The French way is that 70 per cent of the photo should be occupied by your face. Does that account for the size of your head? Some people genuinely have disproportionately large heads. Anyway, by the end of it you're so self-conscious that when the photo arrives you're looking like a deer caught in headlights.
 
"But that's the way you always look," says my mother, also rejecting my plea for sympathy. I hear the rigmarole will also involve an inkless scanner that will register my fingerprint and attempt to match it to that of any and all registered felons, and with robotic proficiency, fail.
 
The Schengen visa, in my case for France, has been rated as the second toughest visa administration for Indians. A spring win for Nicolas Sarkozy, whose hard-line stance against radicalism and terrorism is thinly veiled, could mean tighter French visa regimes.

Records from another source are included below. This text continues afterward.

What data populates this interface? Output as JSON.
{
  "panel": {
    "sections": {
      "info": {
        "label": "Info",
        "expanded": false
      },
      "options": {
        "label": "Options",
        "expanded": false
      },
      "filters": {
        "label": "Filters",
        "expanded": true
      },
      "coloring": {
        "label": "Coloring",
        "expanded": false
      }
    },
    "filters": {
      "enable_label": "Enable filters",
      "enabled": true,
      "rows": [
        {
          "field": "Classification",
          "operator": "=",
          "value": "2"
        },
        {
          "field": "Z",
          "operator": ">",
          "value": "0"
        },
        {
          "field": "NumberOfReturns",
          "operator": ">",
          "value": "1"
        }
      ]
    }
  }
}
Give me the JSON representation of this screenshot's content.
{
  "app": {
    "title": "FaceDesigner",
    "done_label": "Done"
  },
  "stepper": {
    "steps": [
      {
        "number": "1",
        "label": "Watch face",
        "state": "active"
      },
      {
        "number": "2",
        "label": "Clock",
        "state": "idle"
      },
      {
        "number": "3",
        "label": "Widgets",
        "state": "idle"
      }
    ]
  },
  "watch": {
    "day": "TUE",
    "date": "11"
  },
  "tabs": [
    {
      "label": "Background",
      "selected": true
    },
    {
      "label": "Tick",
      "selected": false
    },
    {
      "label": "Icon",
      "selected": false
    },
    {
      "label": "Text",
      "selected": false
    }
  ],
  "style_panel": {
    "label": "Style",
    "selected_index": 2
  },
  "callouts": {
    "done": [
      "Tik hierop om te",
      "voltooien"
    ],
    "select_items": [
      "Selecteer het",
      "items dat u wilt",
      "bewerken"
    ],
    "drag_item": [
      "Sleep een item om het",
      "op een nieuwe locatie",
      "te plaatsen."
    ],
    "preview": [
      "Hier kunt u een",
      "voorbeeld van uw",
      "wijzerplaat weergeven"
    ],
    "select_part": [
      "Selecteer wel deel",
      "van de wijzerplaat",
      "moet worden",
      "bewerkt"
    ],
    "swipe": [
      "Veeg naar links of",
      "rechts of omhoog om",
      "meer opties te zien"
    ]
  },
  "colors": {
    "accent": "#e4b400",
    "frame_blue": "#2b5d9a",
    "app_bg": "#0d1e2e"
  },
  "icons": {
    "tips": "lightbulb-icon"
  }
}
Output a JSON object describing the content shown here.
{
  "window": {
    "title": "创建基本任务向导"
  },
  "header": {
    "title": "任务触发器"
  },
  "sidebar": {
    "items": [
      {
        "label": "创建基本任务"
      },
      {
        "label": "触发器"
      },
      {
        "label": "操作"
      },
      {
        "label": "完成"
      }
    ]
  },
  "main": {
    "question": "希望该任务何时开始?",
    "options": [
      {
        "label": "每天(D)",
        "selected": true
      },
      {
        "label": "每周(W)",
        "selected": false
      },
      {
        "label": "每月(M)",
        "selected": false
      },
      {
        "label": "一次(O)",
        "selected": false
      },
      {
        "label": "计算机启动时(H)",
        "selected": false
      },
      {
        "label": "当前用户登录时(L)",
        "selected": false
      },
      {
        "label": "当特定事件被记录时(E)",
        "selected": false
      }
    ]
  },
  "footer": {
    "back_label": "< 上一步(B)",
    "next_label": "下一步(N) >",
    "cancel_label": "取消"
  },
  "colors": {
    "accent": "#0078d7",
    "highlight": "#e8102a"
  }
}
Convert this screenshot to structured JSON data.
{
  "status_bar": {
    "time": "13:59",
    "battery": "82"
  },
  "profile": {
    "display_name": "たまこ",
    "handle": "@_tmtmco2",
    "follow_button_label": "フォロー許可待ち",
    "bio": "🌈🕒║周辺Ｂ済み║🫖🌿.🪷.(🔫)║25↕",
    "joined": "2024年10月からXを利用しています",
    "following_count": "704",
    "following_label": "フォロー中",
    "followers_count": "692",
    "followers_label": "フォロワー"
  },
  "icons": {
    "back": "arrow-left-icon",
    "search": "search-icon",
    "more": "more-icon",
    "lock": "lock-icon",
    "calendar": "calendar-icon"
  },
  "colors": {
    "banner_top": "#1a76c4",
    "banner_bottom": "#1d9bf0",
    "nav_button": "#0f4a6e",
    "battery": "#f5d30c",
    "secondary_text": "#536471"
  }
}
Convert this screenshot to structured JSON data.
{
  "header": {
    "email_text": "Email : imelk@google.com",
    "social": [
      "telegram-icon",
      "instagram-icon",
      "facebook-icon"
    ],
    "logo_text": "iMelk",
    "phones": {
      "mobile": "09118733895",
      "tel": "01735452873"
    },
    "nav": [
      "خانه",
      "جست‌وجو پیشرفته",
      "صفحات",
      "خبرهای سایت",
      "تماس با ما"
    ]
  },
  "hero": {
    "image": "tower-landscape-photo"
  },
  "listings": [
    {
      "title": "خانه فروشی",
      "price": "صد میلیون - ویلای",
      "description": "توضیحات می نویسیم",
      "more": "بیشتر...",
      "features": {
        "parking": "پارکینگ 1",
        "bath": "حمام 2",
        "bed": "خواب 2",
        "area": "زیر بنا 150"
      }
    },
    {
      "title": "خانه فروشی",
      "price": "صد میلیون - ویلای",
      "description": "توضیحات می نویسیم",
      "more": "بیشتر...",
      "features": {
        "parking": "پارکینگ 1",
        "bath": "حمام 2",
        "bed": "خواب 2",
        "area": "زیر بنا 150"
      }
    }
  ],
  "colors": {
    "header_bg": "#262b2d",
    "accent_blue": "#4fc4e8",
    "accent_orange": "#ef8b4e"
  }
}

Ironically, despite these continuously fortified fortress policies, tourist arrival numbers in most countries are rising through the roof.
 
Except, apparently, in Russia where visitor numbers are falling, and the Duma is being forced to sit up and react. Long known for its arctic attitudes towards tourists, Russia still requires American male citizens to fill in a very strange paper to make sure they will not be spying in Russia. As someone once said, the new rules for visitors are even more complicated than under communism.
 
Reaping rich dividends out of all this bureaucratic tedium is Indian visa facilitation service VFS. What was started by the Kuoni travel group as a small BPO meant to service visa processing work for diplomatic missions in India has morphed into a Rs 100-crore global company with subsidiaries in over 28 countries servicing almost 20 diplomatic missions.
 
Travellers are finding that in this case with middlemen things actually work much faster. The queues are more manageable, lead time for visa processing considerably shorter, deliveries of passports are now by courier, and the relief of being served by your own countrymen speaking a language you understand cannot be overestimated. For diplomatic missions, the grunt work is off their plates.
 
Ironically, for exactly the same reasons, the Indian embassy in Washington plans to outsource processing of visas for US visitors to a private American firm. In the words of an embassy official, the visa process will be made more efficient, smoother and quicker. Obviously, foreign visitors to India find the hand of Indian bureaucracy equally sticky.
 
For all the scrutiny that comes along with owning an Indian passport, I take umbrage at any suggestion of swapping it, courtesy (they suggest) my British spouse. Some even stop short of asking, "Isn't that why you married him?" National pride kicks in and I find myself zealously defending that little blue book.
 
Besides, a few days in Paris will no doubt erase any trauma associated with getting there. It isn't after all for nothing that it was Hemingway's "Moveable Feast".